¿Qué es lo más importante en una sociedad moderna e interconectada: la prevalencia de un amplio sistema de propiedad pública de los medios o la confianza de los destinatarios? ¿El tipo de propiedad de los medios garantiza de por sí la tan disputada credibilidad? Estas, como otras, están entre las preguntas que debemos hacernos en la Cuba que inició el camino hacia la actualización de su modelo de socialismo.
O tal vez debería formularse de otra manera la interrogante: ¿Garantiza el monopolio de la propiedad pública de los medios, el de la credibilidad, el de las influencias, el de la autoridad?
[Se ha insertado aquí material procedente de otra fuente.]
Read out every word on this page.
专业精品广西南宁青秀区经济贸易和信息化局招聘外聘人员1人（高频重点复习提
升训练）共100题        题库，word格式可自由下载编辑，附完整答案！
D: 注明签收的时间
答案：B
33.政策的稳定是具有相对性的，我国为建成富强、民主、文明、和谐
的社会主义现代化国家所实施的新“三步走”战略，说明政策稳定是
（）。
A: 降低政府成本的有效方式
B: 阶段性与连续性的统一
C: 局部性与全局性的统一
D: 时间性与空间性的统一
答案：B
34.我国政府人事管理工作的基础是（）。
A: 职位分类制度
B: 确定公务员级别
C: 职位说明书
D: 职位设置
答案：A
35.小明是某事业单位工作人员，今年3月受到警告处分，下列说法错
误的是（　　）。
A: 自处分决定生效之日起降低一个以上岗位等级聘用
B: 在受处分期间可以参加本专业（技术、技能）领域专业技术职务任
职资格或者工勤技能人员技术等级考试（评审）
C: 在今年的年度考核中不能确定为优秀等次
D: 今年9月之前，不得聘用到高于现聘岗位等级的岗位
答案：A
El grado de exposición pública e información existentes en la actualidad requiere que el discurso, para ser efectivo, se legitime a sí mismo ante la opinión pública.
El Doctor en Ciencias de la Comunicación Julio García Luis sostenía que, desde luego, hay monopolios sobre el discurso mediático, grandes monopolios, parte de una grotesca tiranía, con diferentes escalas, locales, regionales, mundial; pero estos subsisten por su aparente porosidad, por su capacidad para mimetizarse, por su fingida independencia del poder real. Lo difícil, por el contrario, sería hoy un monopolio de pretensiones herméticas como los ya conocidos.
Agregaba que la ideología, realizada o no por medio del discurso, es lo que permite percibir el mundo —con cristales deformantes o con nitidez—; es lo que permite organizar el poder y el ejercicio de la hegemonía, y es lo que da la capacidad de control sobre los factores de la sociedad.
En el caso cubano, afirmaba, ese control no puede sustentarse en el engaño, en la manipulación de símbolos, sino en la adecuada información, interpretación, persuasión y convencimiento de la gran mayoría protagónica, en definitiva, del público.
Las redes sociales, el periodismo ciudadano, entre otros fenómenos, están cambiando radicalmente las formas tradicionales en las que se conformaba la llamada opinión pública y los consensos.
Así que otras preguntas que debemos hacernos son ¿cómo se construyen los consensos en la sociedad de la información en la que nos adentramos inexorablemente?, ¿qué papel desempeña el periodismo en la construcción de una auténtica y creíble hegemonía de la ideología revolucionaria? ¿Cómo los sistemas de comunicación pueden apropiarse de las nuevas herramientas para avanzar hacia formas más democráticas y participativas? ¿Cómo garantizar mayor autoridad y ascendencia ante los públicos, que tienden a atomizarse?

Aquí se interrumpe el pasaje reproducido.